Multiple Issues! What would you do?


Recommended Posts

So I was on 5.0.5 and had to upgrade my motherboard. unRAID 5 doesn't recognize the NIC, but unRAID6 does (this is ridiculous by the way.) The reason I needed to upgrade was because a bad sata port had caused multiple drive failures. What I'm left with is a bad parity, a drive with a red ball status, and upgrade instructions that tell me not to upgrade if I have a faulty drive or bad parity. I can back up what little is on the "faulty" disk no problem, so my question is this... What would you do?

 

Would it work to back up what is on that "Faulty" drive on another machine, upgrade to 6 and run that script that makes all the drives look new so that parity runs again, and then preclear that "faulty drive once again and add it back into the array and move all my crap back? This whole fiasco would be way simpler if we could add certain driver types easier.

Link to comment

I think you have the basic idea right, except instead of a "script", there is Tools - New Config in the webGUI.

 

How exactly do you plan to backup the drive? Just copy the files off it? Unless the PC you are going to copy it on is running Linux with RFS support you will have to jump through some hoops to read it.

 

Link to comment

I think you have the basic idea right, except instead of a "script", there is Tools - New Config in the webGUI.

 

How exactly do you plan to backup the drive? Just copy the files off it? Unless the PC you are going to copy it on is running Linux with RFS support you will have to jump through some hoops to read it.

 

Really? Well crap... I dunno what to do about those files then. I just assumed if I pulled the disk out and hooked it up I could read from it, lol. I wonder if I change over to 6 and then spin it up without that disk in the array if I can still copy it via a browser since they're all captured in parity... even when that disk was totally removed from the machine, it still showed "Disk 3" in a browser and I could copy stuff.

Link to comment

Your first post in this thread said you had bad parity. What did you mean by that? Does unRAID think you have valid parity or not?

 

If you have valid parity and just a redballed data drive then you can read that data anyway. unRAID will not even try to use a redballed disk. Any access to that disk is being done by emulating it from parity and the other data drives.

Link to comment

Your first post in this thread said you had bad parity. What did you mean by that? Does unRAID think you have valid parity or not?

 

If you have valid parity and just a redballed data drive then you can read that data anyway. unRAID will not even try to use a redballed disk. Any access to that disk is being done by emulating it from parity and the other data drives.

 

Sorry... I'm still new to most of this, as my array has always just worked for the most part, so I tend to make some assumptive comments. It said something under parity from the dashboard like "invalid data" or "bad data", but it showed that faulty disk's file information when I spun up my array.

Link to comment

Your first post in this thread said you had bad parity. What did you mean by that? Does unRAID think you have valid parity or not?

 

If you have valid parity and just a redballed data drive then you can read that data anyway. unRAID will not even try to use a redballed disk. Any access to that disk is being done by emulating it from parity and the other data drives.

 

Sorry... I'm still new to most of this, as my array has always just worked for the most part, so I tend to make some assumptive comments. It said something under parity from the dashboard like "invalid data" or "bad data", but it showed that faulty disk's file information when I spun up my array.

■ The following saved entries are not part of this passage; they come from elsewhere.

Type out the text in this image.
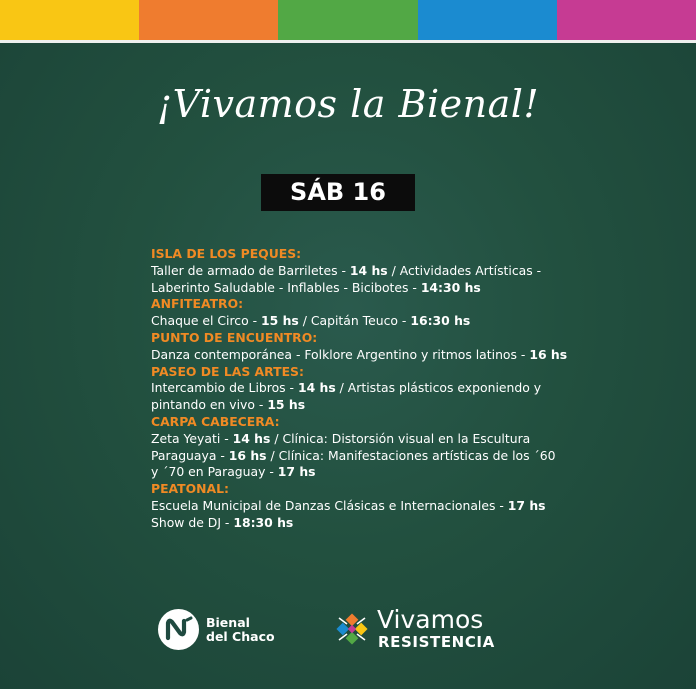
¡Vivamos la Bienal!
SÁB 16
ISLA DE LOS PEQUES:
Taller de armado de Barriletes - 14 hs / Actividades Artísticas -
Laberinto Saludable - Inflables - Bicibotes - 14:30 hs
ANFITEATRO:
Chaque el Circo - 15 hs / Capitán Teuco - 16:30 hs
PUNTO DE ENCUENTRO:
Danza contemporánea - Folklore Argentino y ritmos latinos - 16 hs
PASEO DE LAS ARTES:
Intercambio de Libros - 14 hs / Artistas plásticos exponiendo y
pintando en vivo - 15 hs
CARPA CABECERA:
Zeta Yeyati - 14 hs / Clínica: Distorsión visual en la Escultura
Paraguaya - 16 hs / Clínica: Manifestaciones artísticas de los ´60
y ´70 en Paraguay - 17 hs
PEATONAL:
Escuela Municipal de Danzas Clásicas e Internacionales - 17 hs
Show de DJ - 18:30 hs
Bienal
del Chaco
Vivamos
RESISTENCIA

Still not clear. Maybe a screenshot
Link to comment

Still not clear. Maybe a screenshot

 

Okay, so this is what I have going on so far... I just went ahead and spun it up on unRAID 6 and prayed nothing crazy happened... I guess it's kind of a mute point now. I got the array running, I just need to back up disk 3 and the preclear it again.

 

Now I'm having a weird issue where if I don't boot in safemode I can't connect via the web interface, but I think I'm going to lick that one on my own next boot.

Disk_3.JPG.12e0c3790ce94994be817365f40dbb92.JPG

Dash_Spun_up.JPG.5bab61d6e1fc7b2cfb7b060110797127.JPG

Link to comment

So i let it go ahead and try to rebuild. It failed and showed the disk as faulty. Then "preclear_disk.sh -l" showed it as /dev/sdg instead of the /dev/sdf it has been. I restarted and did a "preclear_disk.sh -l", and now that's returning "No un-assigned disks detected"... I am crazy tired. Ugh.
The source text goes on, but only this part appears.